Everything To-Do with Images
Keyphrases can be used in:
- Image names (keyphrase.jpg)
- Description (when uploaded)
- Alternative text (when uploaded)
Finally, you’ll want to craft a meta description that includes your keywords and entices the reader to click through. Meta description is simply the words underneath the title in a search result. When you download a plugin like Yoast SEO, you’ll be able to customize how your description appears in Google.
Summary on How to Do SEO Keyphrase Research in 2020
Doing keyword research is important to rank on Pinterest and Google. Although you may use Pinterest-specific hacks to rank in Pinterest, you should use other tools to rank in Google. This is because using those keyphrases in pins can help you earn your spot onto a Google-ranking Pinterest page. But, it can also help you rank your own website or blog post directly. That can lead to free traffic over the years if you do it right.

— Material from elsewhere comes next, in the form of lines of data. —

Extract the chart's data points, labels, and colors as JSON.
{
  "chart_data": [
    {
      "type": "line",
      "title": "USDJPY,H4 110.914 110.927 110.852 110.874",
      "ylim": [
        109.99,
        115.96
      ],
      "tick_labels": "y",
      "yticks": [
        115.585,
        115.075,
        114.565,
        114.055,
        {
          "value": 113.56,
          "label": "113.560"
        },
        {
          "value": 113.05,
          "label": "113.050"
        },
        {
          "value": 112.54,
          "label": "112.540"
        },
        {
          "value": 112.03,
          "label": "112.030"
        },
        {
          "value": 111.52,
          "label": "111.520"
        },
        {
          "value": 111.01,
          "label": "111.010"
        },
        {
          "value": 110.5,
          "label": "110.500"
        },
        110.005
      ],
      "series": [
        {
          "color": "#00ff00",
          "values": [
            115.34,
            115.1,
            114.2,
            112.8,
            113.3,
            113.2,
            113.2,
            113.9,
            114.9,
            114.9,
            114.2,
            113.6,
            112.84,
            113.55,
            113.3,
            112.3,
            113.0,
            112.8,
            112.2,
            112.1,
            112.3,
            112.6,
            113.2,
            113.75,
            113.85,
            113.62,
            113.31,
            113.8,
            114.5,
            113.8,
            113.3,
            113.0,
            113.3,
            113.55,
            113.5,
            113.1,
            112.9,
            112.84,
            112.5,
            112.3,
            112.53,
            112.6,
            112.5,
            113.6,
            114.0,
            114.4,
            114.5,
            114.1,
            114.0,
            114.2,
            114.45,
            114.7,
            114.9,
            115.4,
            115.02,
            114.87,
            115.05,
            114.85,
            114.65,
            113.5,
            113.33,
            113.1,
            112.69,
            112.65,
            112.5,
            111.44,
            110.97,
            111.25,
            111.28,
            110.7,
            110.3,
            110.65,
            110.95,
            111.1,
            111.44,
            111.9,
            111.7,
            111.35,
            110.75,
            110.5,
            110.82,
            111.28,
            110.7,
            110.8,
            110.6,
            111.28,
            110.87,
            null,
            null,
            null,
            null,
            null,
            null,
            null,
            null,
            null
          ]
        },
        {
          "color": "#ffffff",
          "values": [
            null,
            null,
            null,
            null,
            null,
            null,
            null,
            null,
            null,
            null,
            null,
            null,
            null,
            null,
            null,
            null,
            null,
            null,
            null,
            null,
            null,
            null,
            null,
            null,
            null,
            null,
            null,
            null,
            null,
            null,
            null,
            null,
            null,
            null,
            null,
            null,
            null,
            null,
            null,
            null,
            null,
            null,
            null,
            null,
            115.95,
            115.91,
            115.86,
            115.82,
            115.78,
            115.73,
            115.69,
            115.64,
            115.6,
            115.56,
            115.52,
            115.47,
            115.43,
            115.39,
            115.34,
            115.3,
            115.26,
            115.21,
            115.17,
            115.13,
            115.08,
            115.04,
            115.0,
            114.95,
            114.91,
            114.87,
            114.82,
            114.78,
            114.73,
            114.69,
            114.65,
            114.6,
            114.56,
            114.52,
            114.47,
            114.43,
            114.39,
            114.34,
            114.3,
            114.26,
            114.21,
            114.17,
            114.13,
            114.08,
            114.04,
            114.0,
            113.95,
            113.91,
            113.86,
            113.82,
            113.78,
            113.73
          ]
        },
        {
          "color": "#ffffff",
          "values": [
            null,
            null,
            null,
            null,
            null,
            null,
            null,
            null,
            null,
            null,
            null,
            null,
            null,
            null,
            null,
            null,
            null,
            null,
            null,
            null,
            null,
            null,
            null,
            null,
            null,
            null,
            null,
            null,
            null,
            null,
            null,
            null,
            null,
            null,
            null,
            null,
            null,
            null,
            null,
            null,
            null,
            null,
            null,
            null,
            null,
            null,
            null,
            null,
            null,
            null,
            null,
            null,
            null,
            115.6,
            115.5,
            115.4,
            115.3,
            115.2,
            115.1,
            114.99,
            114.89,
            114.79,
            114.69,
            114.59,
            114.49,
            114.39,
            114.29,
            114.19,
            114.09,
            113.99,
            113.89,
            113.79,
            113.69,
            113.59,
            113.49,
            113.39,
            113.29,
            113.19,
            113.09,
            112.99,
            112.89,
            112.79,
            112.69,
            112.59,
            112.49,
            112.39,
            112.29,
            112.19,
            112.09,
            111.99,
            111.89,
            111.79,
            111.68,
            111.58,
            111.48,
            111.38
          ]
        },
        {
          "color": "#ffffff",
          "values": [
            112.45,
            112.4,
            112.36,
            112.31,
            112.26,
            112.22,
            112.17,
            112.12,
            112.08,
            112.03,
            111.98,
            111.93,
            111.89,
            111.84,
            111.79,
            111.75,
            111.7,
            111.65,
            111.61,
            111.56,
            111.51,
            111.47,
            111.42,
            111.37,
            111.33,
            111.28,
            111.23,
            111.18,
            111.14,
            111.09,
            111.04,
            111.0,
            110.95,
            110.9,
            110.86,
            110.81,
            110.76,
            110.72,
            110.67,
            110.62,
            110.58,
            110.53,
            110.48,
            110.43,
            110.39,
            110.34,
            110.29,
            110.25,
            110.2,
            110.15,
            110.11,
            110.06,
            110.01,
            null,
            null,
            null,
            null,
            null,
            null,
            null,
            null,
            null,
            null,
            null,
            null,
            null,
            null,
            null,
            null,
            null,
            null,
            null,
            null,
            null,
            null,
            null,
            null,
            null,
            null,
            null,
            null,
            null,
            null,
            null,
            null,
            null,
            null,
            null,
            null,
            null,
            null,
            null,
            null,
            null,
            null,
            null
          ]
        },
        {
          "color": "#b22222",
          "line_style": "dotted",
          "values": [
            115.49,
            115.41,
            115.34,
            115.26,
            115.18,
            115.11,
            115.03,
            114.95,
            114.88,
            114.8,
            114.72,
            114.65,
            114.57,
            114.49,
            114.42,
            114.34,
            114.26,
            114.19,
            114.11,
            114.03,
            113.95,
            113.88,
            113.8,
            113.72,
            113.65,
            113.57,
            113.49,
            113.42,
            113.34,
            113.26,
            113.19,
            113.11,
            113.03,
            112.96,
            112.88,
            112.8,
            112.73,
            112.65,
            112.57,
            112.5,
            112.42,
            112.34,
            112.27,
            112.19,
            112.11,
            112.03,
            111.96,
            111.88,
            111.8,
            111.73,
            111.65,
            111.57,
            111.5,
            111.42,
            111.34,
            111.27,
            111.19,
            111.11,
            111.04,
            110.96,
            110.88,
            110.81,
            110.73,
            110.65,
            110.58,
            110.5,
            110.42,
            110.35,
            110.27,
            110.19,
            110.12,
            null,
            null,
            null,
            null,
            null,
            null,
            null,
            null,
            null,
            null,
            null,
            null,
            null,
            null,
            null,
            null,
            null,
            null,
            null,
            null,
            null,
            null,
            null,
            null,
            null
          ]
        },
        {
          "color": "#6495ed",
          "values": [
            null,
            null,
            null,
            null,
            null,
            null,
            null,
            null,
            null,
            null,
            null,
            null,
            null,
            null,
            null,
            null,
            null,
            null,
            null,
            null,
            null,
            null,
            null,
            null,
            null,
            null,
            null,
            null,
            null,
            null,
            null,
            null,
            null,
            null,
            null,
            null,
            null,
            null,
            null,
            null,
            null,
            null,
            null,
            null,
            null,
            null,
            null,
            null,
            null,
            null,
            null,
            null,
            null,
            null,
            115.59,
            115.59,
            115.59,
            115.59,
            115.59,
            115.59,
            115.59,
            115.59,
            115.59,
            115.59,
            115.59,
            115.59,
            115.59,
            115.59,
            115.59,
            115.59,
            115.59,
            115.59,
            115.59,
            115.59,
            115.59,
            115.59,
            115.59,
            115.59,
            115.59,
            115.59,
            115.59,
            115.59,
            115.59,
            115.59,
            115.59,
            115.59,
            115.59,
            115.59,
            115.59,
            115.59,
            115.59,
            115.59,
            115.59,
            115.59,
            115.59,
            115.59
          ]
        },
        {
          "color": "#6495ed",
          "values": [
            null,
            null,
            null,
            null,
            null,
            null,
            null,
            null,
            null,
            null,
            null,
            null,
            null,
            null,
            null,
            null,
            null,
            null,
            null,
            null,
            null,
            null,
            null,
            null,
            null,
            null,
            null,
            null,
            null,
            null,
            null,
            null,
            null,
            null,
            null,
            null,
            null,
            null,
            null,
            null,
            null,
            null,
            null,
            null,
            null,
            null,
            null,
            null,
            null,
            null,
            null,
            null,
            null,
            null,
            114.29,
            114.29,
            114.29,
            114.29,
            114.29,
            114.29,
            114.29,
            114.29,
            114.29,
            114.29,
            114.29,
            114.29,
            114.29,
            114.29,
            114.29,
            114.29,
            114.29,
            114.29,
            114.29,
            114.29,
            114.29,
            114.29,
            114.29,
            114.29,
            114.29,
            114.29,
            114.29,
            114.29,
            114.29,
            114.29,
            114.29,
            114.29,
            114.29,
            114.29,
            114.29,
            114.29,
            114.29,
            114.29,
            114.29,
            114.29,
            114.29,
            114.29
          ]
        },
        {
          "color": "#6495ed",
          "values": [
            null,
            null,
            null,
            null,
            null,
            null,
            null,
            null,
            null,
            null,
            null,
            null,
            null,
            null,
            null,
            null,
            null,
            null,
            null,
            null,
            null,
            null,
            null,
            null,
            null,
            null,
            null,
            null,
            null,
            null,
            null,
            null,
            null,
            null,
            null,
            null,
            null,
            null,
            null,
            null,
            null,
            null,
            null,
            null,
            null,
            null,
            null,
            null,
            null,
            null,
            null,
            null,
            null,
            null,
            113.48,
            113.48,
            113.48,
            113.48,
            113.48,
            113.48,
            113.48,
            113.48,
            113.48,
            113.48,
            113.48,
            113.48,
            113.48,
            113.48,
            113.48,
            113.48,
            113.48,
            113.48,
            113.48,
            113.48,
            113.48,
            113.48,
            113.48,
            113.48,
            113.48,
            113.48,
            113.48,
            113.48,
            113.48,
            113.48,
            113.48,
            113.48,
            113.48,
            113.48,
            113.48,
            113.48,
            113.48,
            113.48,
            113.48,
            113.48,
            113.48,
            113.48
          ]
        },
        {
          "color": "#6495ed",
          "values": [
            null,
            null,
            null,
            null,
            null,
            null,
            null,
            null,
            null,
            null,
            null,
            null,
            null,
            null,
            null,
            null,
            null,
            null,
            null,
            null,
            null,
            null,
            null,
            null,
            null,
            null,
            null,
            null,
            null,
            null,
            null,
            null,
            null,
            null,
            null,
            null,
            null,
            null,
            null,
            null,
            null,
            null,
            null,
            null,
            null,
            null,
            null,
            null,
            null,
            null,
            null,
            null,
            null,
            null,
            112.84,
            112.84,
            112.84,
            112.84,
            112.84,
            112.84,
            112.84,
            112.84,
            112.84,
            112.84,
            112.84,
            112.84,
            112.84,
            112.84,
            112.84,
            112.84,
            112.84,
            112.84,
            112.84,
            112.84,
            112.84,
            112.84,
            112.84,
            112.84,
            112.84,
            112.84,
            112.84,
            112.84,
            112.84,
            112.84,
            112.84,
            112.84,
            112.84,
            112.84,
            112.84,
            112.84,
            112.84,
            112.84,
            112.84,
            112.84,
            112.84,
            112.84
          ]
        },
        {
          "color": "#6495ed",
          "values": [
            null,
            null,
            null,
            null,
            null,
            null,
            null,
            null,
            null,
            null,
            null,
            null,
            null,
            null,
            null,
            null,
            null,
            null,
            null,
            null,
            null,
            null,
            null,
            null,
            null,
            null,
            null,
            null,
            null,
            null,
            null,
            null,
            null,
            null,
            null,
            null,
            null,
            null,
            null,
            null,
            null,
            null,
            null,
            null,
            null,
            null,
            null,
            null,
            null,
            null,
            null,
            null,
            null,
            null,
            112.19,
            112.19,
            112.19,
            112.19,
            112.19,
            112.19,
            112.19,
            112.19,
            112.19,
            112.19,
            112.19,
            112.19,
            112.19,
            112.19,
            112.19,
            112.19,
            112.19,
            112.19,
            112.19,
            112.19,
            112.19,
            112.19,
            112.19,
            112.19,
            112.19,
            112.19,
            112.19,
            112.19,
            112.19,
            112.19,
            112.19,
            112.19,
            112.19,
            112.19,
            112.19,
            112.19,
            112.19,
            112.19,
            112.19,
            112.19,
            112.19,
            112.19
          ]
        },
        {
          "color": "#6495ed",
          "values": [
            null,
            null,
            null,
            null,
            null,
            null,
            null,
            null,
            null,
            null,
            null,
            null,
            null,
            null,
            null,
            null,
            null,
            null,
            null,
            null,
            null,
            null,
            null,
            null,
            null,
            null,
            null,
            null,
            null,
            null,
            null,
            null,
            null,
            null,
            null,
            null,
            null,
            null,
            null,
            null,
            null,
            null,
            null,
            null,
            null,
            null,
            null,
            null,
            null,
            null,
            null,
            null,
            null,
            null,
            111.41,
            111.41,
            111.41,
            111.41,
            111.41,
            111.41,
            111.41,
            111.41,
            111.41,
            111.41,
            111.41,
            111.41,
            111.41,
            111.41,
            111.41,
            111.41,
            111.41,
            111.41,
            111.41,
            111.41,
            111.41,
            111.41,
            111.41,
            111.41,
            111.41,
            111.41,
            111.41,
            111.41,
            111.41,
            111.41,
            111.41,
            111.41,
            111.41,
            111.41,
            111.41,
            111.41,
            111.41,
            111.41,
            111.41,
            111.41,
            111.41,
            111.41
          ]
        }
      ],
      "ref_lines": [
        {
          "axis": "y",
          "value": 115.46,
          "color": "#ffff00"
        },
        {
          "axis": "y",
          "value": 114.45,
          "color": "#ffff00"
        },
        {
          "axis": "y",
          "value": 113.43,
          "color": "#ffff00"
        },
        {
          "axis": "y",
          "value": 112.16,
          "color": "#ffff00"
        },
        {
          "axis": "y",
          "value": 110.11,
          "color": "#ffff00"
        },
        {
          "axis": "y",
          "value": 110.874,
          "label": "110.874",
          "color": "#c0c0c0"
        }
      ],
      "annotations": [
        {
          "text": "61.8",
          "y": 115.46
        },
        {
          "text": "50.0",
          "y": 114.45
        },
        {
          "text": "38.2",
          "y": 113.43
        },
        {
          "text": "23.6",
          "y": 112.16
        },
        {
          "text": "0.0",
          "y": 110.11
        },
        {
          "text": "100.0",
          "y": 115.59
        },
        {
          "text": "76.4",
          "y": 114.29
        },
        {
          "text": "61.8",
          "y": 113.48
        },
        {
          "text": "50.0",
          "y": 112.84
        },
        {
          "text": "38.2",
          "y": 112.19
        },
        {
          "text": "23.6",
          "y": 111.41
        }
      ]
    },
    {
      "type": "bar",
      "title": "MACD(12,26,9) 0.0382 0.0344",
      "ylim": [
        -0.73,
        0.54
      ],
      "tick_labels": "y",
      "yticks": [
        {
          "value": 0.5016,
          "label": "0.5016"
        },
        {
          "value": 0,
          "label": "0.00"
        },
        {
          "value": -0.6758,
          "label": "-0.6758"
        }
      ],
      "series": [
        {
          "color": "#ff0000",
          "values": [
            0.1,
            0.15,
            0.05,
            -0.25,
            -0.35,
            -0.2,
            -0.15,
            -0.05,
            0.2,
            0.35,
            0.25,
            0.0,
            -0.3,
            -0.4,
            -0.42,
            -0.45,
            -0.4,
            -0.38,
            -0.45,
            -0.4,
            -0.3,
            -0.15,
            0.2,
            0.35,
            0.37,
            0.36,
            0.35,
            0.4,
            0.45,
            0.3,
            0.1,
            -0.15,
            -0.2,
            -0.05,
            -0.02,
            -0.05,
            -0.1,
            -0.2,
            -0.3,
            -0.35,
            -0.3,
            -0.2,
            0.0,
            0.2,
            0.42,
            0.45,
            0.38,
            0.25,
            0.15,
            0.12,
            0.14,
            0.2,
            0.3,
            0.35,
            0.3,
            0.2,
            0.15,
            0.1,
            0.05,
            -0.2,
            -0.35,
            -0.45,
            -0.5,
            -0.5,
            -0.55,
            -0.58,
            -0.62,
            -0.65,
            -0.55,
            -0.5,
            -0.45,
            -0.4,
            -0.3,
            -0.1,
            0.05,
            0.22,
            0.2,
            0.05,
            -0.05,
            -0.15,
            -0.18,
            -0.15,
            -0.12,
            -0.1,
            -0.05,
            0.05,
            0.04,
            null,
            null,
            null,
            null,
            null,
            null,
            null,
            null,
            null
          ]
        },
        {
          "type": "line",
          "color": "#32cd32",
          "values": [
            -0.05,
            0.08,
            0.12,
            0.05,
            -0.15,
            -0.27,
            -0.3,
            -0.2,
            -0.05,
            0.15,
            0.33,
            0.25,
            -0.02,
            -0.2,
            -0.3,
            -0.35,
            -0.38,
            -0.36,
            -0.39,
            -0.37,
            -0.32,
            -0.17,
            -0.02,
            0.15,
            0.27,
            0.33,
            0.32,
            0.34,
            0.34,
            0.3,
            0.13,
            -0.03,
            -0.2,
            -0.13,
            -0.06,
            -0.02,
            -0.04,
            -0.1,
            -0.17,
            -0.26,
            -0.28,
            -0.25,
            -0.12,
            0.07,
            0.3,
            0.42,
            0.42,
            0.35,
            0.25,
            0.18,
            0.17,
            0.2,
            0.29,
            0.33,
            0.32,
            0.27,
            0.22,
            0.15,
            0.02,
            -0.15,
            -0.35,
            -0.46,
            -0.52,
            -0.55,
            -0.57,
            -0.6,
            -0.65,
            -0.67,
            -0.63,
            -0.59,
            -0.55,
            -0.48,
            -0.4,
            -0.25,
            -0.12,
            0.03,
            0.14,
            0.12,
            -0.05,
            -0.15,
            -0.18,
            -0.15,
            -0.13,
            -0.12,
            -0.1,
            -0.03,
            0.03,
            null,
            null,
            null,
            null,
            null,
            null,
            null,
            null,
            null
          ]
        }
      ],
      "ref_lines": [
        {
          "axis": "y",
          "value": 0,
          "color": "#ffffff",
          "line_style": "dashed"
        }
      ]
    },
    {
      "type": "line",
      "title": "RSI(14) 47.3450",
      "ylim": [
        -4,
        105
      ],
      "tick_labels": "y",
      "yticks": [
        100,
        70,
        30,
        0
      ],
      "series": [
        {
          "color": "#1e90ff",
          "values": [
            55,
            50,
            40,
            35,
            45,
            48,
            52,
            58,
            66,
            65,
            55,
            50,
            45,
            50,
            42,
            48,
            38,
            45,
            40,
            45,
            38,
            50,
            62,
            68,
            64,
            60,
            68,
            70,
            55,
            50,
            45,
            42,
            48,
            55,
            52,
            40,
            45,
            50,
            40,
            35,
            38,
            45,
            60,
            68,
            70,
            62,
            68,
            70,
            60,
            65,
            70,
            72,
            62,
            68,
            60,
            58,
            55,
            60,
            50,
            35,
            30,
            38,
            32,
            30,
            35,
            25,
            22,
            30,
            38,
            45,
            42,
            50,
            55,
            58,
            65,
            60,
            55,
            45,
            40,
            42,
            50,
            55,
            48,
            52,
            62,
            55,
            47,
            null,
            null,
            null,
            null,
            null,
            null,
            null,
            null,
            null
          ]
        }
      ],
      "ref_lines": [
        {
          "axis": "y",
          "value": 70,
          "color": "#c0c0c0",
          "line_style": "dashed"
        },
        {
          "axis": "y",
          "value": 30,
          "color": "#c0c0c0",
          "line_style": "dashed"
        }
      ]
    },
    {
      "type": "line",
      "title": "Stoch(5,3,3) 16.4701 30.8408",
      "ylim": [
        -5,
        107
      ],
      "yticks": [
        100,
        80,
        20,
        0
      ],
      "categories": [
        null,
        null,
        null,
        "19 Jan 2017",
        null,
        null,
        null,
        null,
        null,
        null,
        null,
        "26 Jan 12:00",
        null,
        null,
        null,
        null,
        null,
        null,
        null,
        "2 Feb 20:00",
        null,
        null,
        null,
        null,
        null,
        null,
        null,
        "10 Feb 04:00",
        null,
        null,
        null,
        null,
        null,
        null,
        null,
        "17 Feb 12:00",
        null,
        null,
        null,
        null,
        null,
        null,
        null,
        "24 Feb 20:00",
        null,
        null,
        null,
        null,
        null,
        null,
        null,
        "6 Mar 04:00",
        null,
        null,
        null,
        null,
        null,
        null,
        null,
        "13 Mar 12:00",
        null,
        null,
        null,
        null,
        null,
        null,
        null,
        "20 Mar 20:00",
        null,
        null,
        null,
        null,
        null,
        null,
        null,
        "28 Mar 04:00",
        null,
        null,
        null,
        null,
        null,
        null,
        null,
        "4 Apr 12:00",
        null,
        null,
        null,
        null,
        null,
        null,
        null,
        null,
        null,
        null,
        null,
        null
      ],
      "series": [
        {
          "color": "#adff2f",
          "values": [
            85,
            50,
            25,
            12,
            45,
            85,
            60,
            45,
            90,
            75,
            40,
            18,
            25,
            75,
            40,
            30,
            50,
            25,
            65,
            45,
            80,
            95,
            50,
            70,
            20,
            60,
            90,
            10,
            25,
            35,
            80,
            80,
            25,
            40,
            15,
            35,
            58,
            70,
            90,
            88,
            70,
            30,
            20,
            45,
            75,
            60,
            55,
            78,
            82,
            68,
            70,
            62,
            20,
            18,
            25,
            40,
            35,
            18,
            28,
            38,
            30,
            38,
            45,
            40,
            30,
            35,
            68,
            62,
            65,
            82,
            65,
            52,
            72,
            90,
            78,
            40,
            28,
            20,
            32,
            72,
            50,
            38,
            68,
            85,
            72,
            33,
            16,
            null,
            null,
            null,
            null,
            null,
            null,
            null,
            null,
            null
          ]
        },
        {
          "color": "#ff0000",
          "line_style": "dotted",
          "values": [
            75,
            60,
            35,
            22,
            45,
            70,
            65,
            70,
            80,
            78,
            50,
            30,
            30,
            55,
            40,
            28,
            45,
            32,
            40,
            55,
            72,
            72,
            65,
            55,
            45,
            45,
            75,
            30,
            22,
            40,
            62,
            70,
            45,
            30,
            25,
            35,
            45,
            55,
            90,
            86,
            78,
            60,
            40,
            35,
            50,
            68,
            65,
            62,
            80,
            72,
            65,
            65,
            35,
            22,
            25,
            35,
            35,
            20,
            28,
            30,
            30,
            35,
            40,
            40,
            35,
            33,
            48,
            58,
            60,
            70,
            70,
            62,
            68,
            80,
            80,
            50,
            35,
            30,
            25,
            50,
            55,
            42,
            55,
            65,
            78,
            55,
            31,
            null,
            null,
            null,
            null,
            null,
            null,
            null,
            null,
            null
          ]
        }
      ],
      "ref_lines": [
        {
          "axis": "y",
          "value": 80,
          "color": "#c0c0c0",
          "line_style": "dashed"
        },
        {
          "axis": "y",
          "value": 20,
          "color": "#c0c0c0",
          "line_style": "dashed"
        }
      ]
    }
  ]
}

In this post, we’ve outlined the basic SEO definitions and rules you need to consider when it comes to creating SEO-friendly blog posts. However, ranking well goes beyond content. It’s important to also consider the other factors in this post and how you can improve them.
When doing keyword research, you can use free or paid SEO tools. Then, you can insert your findings in the places we listed for best results. Remember, Google can tell if you’re using a keyword awkwardly just to rank. It can tell if you write low-quality content. So, write naturally and aim to provide as much value as you can. Another important reminder is that, like most things, but especially Google, ranking takes time. It’s a success builds upon many small successes over time, so be patient and persist for results!